Most ludicrously, there now exists a marketplace called PromptBase, designed solely to sell “prompts”, which are the inputs used to actually generate AI images. Surprising nobody, this marketplace is already rife with copyrighted works, ranging from pop culture characters to branded sneakers.
At the heart of this entire conundrum looms the false equivalency of even calling what an AI generates “art”. Art is inherently human. Its ability to draw upon and inspire our emotions is perhaps the most defining thing that separates us from other animals. (Sorry, opposable thumbs.) It is defined specifically as “a diverse range of human activity, and resulting product, that involves creative or imaginative talent expressive of technical proficiency, beauty, emotional power, or conceptual ideas”.
A machine is not creating art. A machine, even ones as advanced as the AI we’re talking about here, is crunching data. There is no perspective to AI art, no inspiration, nothing it is trying to communicate. It’s a compilation playlist built by an algorithm, spinning an endless number of remixes and cover songs. The fact so many people are getting bogged down comparing AI art to the creations of human beings, as though the former is doing anything but adhering to an algorithm, is playing right into the hands of those championing this mimicry, because it sets AI creations on a level playing field that they don’t deserve.

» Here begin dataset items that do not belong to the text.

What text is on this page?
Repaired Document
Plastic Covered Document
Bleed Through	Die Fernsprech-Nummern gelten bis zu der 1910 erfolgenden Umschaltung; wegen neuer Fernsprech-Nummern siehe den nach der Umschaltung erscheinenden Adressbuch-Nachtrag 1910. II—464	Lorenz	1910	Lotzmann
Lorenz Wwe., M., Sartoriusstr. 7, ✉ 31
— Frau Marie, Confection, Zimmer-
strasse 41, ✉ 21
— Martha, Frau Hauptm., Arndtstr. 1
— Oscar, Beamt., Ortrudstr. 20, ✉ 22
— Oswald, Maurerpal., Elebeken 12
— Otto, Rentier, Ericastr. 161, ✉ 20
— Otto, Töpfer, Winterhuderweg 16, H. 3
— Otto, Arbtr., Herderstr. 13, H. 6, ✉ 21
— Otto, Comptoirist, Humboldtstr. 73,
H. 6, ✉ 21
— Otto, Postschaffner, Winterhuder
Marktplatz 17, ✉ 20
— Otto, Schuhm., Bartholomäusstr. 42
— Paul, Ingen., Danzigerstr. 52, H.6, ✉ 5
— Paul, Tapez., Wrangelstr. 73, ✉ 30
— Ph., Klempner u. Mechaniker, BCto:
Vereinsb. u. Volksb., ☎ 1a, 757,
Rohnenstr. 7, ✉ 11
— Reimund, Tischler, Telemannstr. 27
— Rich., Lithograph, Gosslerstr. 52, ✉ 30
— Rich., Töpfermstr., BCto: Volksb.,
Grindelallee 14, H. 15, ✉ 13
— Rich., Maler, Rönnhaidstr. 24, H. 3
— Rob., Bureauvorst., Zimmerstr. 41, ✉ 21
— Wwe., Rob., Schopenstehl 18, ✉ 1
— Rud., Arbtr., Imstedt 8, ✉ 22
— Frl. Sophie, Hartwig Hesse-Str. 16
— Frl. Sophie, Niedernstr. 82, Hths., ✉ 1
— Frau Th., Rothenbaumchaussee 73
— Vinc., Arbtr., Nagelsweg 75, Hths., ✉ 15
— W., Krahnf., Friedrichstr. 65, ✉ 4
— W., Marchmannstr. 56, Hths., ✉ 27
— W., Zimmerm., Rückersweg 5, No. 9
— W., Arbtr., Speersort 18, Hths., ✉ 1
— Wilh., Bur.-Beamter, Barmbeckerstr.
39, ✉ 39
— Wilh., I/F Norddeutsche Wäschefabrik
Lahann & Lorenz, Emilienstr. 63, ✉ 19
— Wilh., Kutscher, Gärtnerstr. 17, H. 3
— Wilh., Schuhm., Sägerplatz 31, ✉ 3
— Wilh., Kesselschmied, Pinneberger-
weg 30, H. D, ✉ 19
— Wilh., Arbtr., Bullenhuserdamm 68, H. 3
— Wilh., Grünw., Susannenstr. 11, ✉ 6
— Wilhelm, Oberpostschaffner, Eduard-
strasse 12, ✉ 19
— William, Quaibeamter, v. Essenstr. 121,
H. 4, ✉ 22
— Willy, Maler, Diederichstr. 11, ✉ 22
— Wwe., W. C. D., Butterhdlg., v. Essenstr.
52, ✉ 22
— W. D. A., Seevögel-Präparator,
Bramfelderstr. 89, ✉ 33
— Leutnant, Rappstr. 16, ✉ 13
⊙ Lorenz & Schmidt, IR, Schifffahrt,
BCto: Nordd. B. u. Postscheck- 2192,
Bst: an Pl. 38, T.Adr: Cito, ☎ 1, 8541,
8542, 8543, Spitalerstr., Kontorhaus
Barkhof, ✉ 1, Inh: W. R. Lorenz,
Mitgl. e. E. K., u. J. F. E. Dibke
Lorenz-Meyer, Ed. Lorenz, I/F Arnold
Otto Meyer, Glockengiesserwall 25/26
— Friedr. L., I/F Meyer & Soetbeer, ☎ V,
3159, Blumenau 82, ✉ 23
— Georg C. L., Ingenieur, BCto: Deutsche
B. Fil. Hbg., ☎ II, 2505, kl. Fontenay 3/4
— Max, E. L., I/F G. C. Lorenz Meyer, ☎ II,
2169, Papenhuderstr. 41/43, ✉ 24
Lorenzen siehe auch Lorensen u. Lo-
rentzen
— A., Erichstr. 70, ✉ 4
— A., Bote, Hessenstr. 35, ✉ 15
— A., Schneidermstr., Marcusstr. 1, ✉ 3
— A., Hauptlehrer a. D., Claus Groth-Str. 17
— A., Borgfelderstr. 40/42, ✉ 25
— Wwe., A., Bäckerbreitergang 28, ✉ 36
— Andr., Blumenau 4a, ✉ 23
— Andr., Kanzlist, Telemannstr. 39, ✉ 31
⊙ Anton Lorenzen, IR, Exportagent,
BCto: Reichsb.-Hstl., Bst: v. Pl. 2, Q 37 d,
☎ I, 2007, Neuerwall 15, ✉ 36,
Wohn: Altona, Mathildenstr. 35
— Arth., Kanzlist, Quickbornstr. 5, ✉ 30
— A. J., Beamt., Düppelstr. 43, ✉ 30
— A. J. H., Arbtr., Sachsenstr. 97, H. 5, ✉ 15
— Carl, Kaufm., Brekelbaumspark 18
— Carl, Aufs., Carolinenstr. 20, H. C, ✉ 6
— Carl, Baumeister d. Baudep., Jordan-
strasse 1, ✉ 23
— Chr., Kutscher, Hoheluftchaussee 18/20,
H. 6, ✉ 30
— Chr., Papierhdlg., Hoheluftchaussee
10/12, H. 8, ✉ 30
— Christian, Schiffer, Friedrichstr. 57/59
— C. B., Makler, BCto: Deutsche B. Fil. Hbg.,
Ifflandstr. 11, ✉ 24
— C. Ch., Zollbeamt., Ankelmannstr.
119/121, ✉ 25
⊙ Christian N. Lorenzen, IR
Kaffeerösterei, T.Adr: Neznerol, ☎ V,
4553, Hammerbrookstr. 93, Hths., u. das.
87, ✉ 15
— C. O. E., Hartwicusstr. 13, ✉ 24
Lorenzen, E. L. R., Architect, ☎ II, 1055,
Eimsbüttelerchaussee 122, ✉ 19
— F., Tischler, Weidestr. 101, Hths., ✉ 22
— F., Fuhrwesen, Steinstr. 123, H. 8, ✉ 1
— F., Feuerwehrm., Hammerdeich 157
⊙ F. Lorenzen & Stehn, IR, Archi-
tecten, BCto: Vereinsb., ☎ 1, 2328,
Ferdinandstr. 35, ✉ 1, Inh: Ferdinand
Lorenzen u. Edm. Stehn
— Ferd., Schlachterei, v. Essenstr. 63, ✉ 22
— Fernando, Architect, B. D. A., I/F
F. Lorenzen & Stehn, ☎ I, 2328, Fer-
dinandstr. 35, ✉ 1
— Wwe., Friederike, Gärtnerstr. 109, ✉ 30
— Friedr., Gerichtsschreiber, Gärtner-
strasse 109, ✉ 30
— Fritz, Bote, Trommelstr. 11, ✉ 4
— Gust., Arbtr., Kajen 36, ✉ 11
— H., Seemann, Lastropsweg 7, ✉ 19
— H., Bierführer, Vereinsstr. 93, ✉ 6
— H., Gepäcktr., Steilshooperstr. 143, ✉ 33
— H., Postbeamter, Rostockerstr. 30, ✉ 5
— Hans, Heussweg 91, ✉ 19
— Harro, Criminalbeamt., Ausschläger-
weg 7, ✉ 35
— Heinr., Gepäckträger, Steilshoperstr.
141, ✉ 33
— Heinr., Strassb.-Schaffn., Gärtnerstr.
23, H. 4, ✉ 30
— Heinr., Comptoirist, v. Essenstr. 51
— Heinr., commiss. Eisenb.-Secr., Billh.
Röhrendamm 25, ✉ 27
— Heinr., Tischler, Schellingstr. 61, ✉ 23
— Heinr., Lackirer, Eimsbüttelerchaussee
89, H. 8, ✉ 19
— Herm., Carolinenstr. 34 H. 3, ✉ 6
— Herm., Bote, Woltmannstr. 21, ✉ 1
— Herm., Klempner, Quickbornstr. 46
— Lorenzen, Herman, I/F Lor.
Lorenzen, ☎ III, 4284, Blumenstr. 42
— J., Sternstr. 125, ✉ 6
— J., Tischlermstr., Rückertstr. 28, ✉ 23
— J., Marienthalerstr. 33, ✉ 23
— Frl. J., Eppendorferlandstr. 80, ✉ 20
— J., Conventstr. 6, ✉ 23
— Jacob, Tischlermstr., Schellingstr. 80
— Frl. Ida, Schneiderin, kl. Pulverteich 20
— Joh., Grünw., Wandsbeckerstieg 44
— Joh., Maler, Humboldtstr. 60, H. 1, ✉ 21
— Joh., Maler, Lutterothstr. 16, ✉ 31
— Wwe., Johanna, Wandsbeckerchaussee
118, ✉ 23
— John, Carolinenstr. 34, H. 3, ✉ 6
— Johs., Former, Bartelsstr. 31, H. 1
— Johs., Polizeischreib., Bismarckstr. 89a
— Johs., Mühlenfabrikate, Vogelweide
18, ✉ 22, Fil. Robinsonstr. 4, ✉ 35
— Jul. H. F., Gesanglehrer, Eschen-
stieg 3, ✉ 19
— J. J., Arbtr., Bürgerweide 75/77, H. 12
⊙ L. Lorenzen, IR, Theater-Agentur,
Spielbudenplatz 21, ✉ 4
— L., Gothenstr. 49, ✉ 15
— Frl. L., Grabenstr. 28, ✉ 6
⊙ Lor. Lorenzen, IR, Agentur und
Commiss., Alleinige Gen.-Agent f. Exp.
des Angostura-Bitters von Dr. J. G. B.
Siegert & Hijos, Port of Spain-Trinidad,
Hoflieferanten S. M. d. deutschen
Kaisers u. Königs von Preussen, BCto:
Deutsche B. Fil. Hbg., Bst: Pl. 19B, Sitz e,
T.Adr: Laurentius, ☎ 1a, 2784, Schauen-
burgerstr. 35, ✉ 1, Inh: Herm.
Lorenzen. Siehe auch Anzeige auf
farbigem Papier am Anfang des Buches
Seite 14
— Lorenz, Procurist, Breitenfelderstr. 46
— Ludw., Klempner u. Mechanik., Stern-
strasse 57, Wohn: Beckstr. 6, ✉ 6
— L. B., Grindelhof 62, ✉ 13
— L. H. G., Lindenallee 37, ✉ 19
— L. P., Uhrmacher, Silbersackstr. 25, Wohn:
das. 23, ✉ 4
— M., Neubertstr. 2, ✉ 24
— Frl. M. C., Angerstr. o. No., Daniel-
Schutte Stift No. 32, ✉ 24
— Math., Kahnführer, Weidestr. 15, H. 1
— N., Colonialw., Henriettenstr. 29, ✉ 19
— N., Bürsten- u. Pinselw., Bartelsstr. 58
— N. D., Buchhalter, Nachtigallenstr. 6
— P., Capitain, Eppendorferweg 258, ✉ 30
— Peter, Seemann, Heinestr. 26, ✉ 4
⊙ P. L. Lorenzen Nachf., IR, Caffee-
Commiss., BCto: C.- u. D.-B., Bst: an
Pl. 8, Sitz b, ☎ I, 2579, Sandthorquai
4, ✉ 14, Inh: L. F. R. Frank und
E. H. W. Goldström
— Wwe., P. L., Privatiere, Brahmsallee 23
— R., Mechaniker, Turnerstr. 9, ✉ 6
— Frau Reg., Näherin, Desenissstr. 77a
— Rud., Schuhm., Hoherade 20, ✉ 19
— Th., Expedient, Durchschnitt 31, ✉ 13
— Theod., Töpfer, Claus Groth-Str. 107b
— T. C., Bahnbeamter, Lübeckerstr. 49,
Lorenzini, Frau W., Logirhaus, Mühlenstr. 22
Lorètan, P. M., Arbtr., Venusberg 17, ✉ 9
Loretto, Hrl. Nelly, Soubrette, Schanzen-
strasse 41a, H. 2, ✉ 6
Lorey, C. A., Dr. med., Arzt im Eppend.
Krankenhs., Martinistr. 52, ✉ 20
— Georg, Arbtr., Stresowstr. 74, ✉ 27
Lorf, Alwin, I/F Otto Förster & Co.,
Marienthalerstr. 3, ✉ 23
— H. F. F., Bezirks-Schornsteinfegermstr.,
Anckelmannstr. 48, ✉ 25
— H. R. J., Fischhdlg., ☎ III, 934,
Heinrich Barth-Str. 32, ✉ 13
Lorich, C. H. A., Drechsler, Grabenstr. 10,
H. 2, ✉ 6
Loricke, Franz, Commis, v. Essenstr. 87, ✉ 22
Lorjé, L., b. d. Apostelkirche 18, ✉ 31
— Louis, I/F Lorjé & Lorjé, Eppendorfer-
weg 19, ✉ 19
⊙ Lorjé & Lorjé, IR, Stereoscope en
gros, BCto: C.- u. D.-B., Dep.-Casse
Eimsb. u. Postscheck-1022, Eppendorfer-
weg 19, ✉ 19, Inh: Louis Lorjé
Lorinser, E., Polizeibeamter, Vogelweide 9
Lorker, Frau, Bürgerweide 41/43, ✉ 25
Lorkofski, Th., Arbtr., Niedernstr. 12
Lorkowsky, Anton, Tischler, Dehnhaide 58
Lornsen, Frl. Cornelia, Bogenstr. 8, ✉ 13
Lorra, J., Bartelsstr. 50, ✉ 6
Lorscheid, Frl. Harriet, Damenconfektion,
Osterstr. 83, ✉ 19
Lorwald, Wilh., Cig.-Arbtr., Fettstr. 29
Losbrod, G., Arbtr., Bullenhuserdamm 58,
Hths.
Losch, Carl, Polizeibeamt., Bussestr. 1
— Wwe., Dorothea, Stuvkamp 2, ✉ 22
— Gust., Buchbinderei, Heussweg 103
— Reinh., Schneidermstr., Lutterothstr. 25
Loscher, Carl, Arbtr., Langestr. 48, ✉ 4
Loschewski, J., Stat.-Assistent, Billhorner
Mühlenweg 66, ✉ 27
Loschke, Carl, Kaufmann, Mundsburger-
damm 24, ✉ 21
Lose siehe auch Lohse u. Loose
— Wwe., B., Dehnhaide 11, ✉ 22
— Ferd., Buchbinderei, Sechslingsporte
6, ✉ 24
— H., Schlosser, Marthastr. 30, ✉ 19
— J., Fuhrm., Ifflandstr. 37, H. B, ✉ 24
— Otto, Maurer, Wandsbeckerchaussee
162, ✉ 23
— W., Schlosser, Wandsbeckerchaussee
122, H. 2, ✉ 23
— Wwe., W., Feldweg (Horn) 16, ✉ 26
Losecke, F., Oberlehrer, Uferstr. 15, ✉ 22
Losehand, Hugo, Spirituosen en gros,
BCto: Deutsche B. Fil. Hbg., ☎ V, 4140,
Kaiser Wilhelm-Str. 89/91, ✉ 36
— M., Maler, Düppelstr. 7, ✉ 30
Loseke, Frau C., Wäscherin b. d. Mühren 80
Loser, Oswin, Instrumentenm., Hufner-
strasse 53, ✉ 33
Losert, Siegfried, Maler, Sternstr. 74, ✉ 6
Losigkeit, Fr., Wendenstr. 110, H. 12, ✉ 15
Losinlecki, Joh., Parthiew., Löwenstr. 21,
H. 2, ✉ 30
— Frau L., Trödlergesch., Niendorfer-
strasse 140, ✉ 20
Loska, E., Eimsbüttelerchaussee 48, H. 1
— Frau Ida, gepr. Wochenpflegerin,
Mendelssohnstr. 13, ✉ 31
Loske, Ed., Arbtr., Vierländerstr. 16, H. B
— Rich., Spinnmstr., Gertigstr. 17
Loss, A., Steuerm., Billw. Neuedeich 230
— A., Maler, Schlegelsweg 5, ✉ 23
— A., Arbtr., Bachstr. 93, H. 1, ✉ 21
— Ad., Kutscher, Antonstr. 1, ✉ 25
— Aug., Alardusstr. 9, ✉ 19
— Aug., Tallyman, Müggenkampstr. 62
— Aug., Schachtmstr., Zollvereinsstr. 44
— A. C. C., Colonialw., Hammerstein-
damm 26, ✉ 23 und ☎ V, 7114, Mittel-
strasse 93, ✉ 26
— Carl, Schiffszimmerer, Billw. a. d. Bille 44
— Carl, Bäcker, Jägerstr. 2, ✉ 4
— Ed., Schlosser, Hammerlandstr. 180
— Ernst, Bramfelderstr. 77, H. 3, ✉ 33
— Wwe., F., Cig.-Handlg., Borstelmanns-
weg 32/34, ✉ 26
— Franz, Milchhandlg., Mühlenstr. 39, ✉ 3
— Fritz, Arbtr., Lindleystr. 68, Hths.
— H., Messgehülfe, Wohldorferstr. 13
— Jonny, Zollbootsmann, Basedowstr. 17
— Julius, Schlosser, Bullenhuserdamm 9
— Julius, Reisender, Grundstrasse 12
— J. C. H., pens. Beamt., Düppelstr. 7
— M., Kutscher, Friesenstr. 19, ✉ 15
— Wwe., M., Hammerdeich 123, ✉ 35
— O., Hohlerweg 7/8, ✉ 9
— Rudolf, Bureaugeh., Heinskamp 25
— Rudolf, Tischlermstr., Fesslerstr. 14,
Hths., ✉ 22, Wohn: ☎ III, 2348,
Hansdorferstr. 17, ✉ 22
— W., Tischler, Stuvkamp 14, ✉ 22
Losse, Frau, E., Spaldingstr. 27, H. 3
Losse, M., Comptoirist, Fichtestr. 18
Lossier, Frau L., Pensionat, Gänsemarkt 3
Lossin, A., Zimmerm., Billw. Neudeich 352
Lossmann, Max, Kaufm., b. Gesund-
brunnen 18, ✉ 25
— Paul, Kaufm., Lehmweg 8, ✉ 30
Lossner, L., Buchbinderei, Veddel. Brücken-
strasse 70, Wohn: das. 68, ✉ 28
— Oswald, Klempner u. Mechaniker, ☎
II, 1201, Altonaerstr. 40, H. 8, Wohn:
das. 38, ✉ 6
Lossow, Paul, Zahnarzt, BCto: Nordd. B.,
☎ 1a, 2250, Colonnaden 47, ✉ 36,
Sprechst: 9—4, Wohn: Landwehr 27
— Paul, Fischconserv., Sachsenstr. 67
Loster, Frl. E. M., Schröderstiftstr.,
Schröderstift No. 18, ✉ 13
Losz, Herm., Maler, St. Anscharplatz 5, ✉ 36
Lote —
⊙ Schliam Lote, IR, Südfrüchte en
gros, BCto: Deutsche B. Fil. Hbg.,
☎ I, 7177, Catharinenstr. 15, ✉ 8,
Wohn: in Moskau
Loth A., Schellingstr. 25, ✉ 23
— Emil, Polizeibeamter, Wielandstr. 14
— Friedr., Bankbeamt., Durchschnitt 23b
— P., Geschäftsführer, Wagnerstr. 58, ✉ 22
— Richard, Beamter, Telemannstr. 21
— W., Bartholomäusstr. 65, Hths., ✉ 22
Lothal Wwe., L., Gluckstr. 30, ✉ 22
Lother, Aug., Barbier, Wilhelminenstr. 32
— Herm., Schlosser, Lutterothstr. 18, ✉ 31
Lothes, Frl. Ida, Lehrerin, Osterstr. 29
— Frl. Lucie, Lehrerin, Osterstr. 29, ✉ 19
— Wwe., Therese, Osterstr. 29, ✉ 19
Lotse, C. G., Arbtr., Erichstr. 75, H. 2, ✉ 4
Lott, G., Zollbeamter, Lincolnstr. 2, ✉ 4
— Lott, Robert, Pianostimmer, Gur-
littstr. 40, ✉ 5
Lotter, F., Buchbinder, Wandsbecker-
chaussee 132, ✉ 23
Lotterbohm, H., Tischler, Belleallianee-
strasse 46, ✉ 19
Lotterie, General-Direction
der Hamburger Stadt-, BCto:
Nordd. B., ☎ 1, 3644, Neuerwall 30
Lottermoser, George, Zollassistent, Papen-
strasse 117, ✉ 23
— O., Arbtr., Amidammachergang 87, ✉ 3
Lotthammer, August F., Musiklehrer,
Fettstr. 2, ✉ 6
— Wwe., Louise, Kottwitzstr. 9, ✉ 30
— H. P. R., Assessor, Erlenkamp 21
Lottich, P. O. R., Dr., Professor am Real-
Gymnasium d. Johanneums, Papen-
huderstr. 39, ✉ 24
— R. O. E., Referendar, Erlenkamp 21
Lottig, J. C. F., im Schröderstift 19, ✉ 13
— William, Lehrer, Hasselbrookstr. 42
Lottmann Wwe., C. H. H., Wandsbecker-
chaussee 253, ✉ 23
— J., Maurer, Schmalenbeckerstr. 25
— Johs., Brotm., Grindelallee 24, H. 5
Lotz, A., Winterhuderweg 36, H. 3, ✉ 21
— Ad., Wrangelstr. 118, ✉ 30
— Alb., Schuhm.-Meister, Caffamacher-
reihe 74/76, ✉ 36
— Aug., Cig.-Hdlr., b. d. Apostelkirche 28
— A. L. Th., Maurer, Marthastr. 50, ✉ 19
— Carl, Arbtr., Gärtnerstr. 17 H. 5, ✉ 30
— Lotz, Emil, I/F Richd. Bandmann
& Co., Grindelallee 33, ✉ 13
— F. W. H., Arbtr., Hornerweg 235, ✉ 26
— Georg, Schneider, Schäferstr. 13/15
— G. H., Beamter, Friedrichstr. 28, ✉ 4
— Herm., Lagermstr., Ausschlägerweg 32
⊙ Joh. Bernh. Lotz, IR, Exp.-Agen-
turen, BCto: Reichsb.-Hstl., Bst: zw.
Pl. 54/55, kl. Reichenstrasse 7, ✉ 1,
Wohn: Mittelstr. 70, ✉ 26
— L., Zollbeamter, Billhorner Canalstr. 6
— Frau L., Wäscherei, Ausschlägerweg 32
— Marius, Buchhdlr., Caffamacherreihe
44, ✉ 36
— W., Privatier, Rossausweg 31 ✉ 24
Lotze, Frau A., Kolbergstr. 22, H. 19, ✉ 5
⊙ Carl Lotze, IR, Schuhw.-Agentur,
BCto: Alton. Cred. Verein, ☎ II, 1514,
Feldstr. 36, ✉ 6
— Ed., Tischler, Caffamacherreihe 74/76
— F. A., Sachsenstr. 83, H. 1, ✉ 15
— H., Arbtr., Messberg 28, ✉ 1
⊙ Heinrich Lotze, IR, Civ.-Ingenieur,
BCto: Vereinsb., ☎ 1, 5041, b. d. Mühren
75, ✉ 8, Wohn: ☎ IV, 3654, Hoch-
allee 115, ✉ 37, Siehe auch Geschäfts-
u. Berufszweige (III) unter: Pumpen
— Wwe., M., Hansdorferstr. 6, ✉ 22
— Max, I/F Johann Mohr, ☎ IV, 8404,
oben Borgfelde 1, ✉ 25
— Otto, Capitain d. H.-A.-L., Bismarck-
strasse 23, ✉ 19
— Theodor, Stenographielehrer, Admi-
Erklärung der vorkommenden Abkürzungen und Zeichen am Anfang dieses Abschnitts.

Swedish artist Simon Stålenhag perhaps summed it up better than anyone when he said last week “What I don’t like about AI tech is not that it can produce brand new 70s rock hits like ‘Keep On Glowing, You Mad Jewel’ by Fink Ployd, but how it reveals that that kind of derivative, generated goo is what our new tech lords are hoping to feed us in their vision of the future”.
“I think AI art, just like NFTs, is a technology that just amplifies all the shit I hate with being an artist in this feudal capitalist dystopia, where every promising new tool always ends up in the hands of the least imaginative and most exploitative and unscrupulous people.”